Tuesday, January 21, 2014

An Introduction to the InfiniBand Architecture

In 1965, Dr. Gordon Moore observed that the industry was able to double the transistor density on a manufactured die every year (Gordon E. Moore, "The Continuing Silicon Technology Evolution Inside the PC Platform"). This observation became popular as Moore's Law and almost 40 years later it still holds as a fairly accurate estimate of the growth of transistor density (a more accurate estimate of the growth rate, which encompasses growth data from the past 45 years, is doubling of the density every 18 months).
This fast-paced growth in transistor density translates into CPU-performance increases of a similar magnitude, making applications such as data mining, data warehousing, and e-business commonplace. To reap the benefits of this growth in computational power, however, requires that the I/O subsystem is able to deliver the data needed by the processor subsystem at the rate at which is it needed. In the past couple of years, it has become clear that the current shared bus-based architecture will become the bottleneck of the servers that host these powerful but demanding applications.
Performance is just one dimension of the growing demands imposed on the I/O subsystem. As Wendy Vittori, general manager of Intel?s I/O products division, said, "The growth of e-Commerce and e-Business means more data delivered to more and more users. This data needs to move faster, with higher reliability and quality of service than ever before." (Intel, I/O Building Blocks, Ultimate I/O Performance.) E-commerce and e-business applications need to be available 24/7 to process transactions at very high rates. This implies that the desired solution to the architecture of the I/O system must be able to provide enhanced reliability and availability in addition to raw performance.
In this article, I will review each of the main architectural features of the InfiniBand as a solution to the corresponding limitation of the current I/O subsystem. The InfiniBand specification defines the architecture of the interconnect that will pull together the I/O subsystems of the next generation of servers and will ultimately even move to the powerful desktops of the future. The architecture is based on a serial, switched fabric that in addition to defining link bandwidths between 2.5 and 30 Gbits/sec, resolves the scalability, expandability, and fault tolerance limitations of the shared bus architecture through the use of switches and routers in the construction of its fabric. But before we delve into that discussion lets see who is behind this new I/O architecture and how it came about.

Who is working on it?

A few years ago, when the impending bottleneck at the I/O subsystem became a clear vision of the future, a number of industry leaders decided to take action and come up with the design for the I/O subsystem of the future. As it is common in the computer industry, two competing efforts started, one called the Future I/O initiative, which included Compaq, IBM, and Hewlett Packard; and the other one called the Next-Generation I/O initiative, which included Dell, Hitachi, Intel, NEC, Siemens, and Sun Microsystems. As the first versions of those specifications started to become available, the two groups decided to unify their efforts by bringing together the best ideas of each of the two separate initiatives. So, in August of 1999, the seven industry leaders, Compaq, Dell, Hewlett-Packard, IBM, Intel, Microsoft, and Sun Microsystems formed the InfiniBand Trade Association (ITA) (InfiniBand Trade Association, "What is the InfiniBand Trade Association.").
In addition to those seven steering committee members, the ITA consists of 11 sponsoring members, including among others 3Com, Cisco and EMC, and more than 200 member companies. By agreeing to join their efforts, the ITA was both able to eliminate the confusion in the market that would have resulted from the coexistence of the two competing standards but it was also able to release a first version of the specification very quickly. Version 1.0 of the InfiniBand Architecture Specification was released in October of 2000 and the 1.0a version, mainly consisting of minor changes to the 1.0 version, was released in June of 2001. The specification is available for download from the ITA Web site for free, even for non-members.

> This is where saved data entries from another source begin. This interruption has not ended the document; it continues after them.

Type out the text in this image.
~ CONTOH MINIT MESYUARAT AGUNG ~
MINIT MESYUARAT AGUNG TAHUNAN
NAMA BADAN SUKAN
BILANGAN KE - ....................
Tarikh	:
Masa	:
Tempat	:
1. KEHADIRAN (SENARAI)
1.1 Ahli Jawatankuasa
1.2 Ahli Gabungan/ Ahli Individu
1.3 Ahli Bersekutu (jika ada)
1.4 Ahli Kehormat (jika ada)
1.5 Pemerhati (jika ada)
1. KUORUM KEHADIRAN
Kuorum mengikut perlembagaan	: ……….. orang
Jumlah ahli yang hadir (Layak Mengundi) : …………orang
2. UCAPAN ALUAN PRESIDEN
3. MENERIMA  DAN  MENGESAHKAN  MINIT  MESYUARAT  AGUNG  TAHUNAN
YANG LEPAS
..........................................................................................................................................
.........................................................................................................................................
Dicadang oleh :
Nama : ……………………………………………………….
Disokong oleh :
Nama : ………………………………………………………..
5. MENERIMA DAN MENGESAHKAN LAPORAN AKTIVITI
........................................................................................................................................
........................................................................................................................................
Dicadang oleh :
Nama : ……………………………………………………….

What are its main architectural features?

The Peripheral Component Interconnect (PCI) bus, which was first introduced in the early 90's, is the dominant bus, used in both desktop and server machines for attaching I/O peripherals to the CPU/memory complex. The most common configuration of the PCI bus is a 32-bit 33MHz version that provides a bandwidth of 133MB per second, although the 2.2 version of the specification allows for a 64-bit version at 33MHz for a bandwidth of 266MB per second and even a 64-bit 66MHz version for a bandwidth of 533MB per second. Even today's powerful desktop machines have lots of capacity available with the PCI bus in the typical configuration, but server machines are starting to hit the upper limits of the shared bus architecture. The availability of multiport Gigabit Ethernet NICs, along with one or more Fibre Channel I/O controllers can easily consume even the highest 64-bit, 66MHz version of the PCI bus.
To resolve this limitation on the bandwidth of the PCI bus, a number of solutions are becoming available in the market as interim solutions such as PCI-X and PCI DDR (Mellanox Technologies, "Understanding PCI Bus, 3GIO, and InfiniBand Architecture"). Both of them are backwards compatible upgrade paths to the current PCI bus. The PCI-X specification allows for a 64-bit version of the bus operating at the clock rate of 133 MHz, but this is achieved by easing some of the timing constraints. The shared bus nature of the PCI-X bus forces it to lower its fanout in order to achieve the high clock rate of 133 MHz.
A PCI-X system that is running at 133 MHz can have only one slot on the bus, two PCI-X slots would allow a maximum clock rate of 100 MHz, whereas the four slot configuration would drop down to a clock rate of 6 MHz (Compaq Computer Corporation, "PCI-X: An Evolution of the PCI Bus," September 1999, TC990903TB.). So, despite the temporary resolution of the PCI bandwidth limitation through these new upgrade technologies, there is a long term solution needed that cannot rely on a shared bus architecture.
InfiniBand breaks through the bandwidth and fanout limitations of the PCI bus by migrating from the traditional shared bus architecture into a switched fabric architecture. Figure 1, below, shows the simplest configuration of an InfiniBand installation, where two or more nodes are connected to one another through the fabric. A node represents either a host device such as a server or an I/O device such as a RAID subsystem. The fabric itself may consist of a single switch in the simplest case or a collection of interconnected switches and routers. I will describe the difference between a switch and a router a little later but those of you with a networking background have probably guessed already what the difference is.
Diagram.
Figure 1. InfiniBand Basic Fabric Topology
Each connection between nodes, switches, and routers is a point-to-point, serial connection. This basic difference brings about a number of benefits:
  • Because it is a serial connection, it only requires four as opposed to the wide parallel connection of the PCI bus.
  • The point-to-point nature of the connection provides the full capacity of the connection to the two endpoints because the link is dedicated to the two endpoints. This eliminates the contention for the bus as well as the resulting delays that emerge under heavy loading conditions in the shared bus architecture.
  • The InfiniBand channel is designed for connections between hosts and I/O devices within a Data Center. Due to the well defined, relatively short length of the connections, much higher bandwidth can be achieved than in cases where much longer lengths may be needed.
The InfiniBand specification defines the raw bandwidth of the base 1x connection at 2.5Gb per second. It then specifies two additional bandwidths, referred to as 4x and 12x, as multipliers of the base link rate. At the time that I am writing this, there are already 1x and 4x adapters available in the market. So, the InfiniBand will be able to achieve must higher data transfer rates than is physically possible with the shared bus architecture without the fan-out limitations of the later.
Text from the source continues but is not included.